The expansion – during development and evolution – of the neocortex, which is the seat of our higher cognitive abilities, is largely based on the proliferative capacity of neural progenitor cells, notably the so-called basal progenitors. The ability of basal progenitors to proliferate, that is, to produce more basal progenitors, is low in mammals with a small neocortex such as mouse, and high in mammals with an expanded neocortex such as humans. The generation of basal progenitor cells can be increased by components of the extracellular matrix (ECM), a non-cellular three-dimensional macromolecular network that has been previously associated with the expansion of the neocortex. These ECM components stimulate basal progenitor proliferation via the signaling of integrins, which are membrane receptors that facilitate cell-ECM adhesion and allow rapid and flexible responses to events at the cell surface.

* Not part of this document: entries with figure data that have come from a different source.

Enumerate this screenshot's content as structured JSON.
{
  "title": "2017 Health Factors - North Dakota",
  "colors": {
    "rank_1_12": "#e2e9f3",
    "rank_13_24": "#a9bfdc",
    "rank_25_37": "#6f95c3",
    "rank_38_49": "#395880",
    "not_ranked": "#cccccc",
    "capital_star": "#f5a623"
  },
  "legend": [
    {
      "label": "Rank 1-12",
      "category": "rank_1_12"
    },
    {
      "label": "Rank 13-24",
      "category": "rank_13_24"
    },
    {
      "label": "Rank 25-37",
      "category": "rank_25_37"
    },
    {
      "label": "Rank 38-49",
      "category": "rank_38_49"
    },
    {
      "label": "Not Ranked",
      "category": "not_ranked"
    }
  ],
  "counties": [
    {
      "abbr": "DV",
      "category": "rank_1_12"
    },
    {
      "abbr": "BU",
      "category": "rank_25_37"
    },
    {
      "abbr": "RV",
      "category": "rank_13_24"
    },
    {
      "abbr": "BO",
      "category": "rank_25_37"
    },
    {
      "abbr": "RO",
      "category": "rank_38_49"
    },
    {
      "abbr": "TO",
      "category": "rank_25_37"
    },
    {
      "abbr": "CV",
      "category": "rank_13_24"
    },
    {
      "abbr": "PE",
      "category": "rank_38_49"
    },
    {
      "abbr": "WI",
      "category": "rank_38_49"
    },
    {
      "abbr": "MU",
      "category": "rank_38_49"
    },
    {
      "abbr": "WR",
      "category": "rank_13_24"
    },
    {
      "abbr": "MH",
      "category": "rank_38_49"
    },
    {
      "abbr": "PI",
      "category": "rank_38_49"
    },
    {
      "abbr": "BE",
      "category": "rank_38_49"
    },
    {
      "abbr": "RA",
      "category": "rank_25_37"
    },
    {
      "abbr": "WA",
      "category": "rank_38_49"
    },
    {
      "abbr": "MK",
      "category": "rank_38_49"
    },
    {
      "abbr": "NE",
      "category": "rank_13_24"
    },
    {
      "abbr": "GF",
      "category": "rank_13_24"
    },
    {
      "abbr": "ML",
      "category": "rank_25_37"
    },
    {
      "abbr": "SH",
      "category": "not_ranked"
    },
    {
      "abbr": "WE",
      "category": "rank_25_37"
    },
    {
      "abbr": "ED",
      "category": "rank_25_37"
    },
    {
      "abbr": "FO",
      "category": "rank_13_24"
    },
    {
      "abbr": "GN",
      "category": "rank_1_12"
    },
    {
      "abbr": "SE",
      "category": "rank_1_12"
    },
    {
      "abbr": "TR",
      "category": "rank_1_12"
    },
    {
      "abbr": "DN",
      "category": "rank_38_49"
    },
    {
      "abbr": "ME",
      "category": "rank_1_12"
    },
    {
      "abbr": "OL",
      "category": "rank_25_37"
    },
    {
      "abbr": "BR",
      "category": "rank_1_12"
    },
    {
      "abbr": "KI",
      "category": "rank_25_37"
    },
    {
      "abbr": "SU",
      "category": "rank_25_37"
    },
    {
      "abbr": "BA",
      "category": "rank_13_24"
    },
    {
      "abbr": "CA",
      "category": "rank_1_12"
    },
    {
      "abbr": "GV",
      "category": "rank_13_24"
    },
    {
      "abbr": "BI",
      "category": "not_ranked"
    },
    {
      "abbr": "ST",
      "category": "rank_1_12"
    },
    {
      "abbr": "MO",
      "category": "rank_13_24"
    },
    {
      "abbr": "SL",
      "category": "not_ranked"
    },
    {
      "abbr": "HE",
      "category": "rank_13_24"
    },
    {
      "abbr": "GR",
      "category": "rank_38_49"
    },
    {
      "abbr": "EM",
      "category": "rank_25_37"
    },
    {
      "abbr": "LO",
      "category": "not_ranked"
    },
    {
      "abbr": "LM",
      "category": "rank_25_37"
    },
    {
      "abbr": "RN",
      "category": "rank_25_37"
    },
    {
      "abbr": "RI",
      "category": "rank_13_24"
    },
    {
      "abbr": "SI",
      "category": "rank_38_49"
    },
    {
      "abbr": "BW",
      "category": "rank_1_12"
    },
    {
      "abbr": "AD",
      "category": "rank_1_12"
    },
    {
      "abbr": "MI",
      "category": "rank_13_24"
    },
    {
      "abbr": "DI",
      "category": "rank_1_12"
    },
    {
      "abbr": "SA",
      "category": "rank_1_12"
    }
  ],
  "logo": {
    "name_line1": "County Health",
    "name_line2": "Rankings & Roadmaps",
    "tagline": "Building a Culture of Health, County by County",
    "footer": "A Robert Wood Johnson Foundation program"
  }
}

Given the stimulation of basal progenitor proliferation by ECM components, the key question is: Which transcriptional machinery governs the expression of ECM components in the germinal zone of the neocortex in which the basal progenitors reside, the so-called subventricular zone (SVZ)? And which factors of this transcriptional machinery can explain the differences in ECM production across the various mammals? The research lab of Wieland Huttner provides answers to these questions in their latest study. The scientists found that the transcription factor Sox9 drives the expression of ECM components. A transcription factor is a protein that helps turning specific genes ‘on’ or ‘off’ by binding to the respective DNA. Ayse Güven, the first author of the study, explains: “Sox9 is expressed in the neocortical SVZ of ferret embryos and human fetuses, which develop a relatively large and folded neocortex, but not in the neocortical SVZ of mouse embryos, which develop a relatively small and unfolded neocortex. When Sox9 is introduced into mice, where it normally is not expressed, it increases basal progenitor proliferation.” One of the components of the ECM whose expression is increased by Sox9 in mice is laminin 211, which in turn increases basal progenitor proliferation in embryonic mouse neocortex.

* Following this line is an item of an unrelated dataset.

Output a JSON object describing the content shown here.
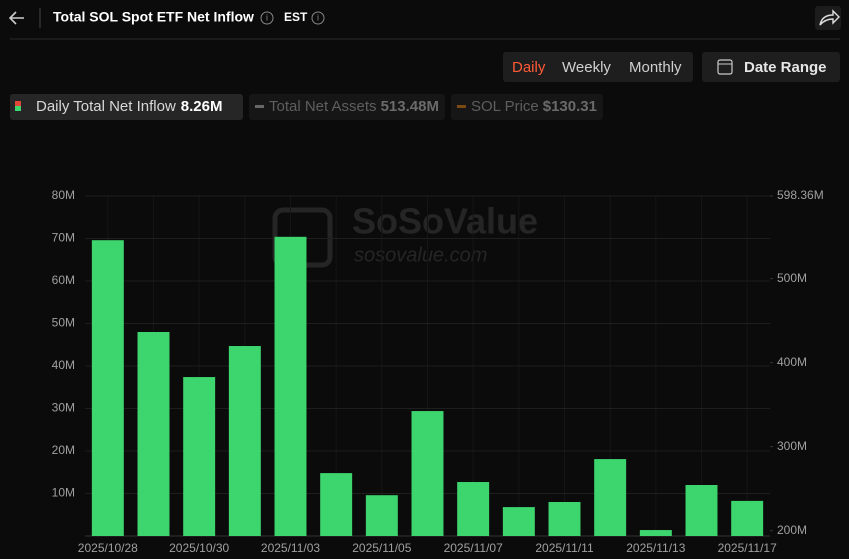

Wieland Huttner, who supervised the study, summarizes: “Taken together, these findings demonstrate that Sox9 exerts concerted effects on transcription, basal progenitor proliferation, and consequently neuron production, suggesting that Sox9 may have contributed to promote neocortical expansion. Our study will likely be beneficial for understanding neurodevelopmental disorders and could eventually contribute to novel therapeutic approaches.”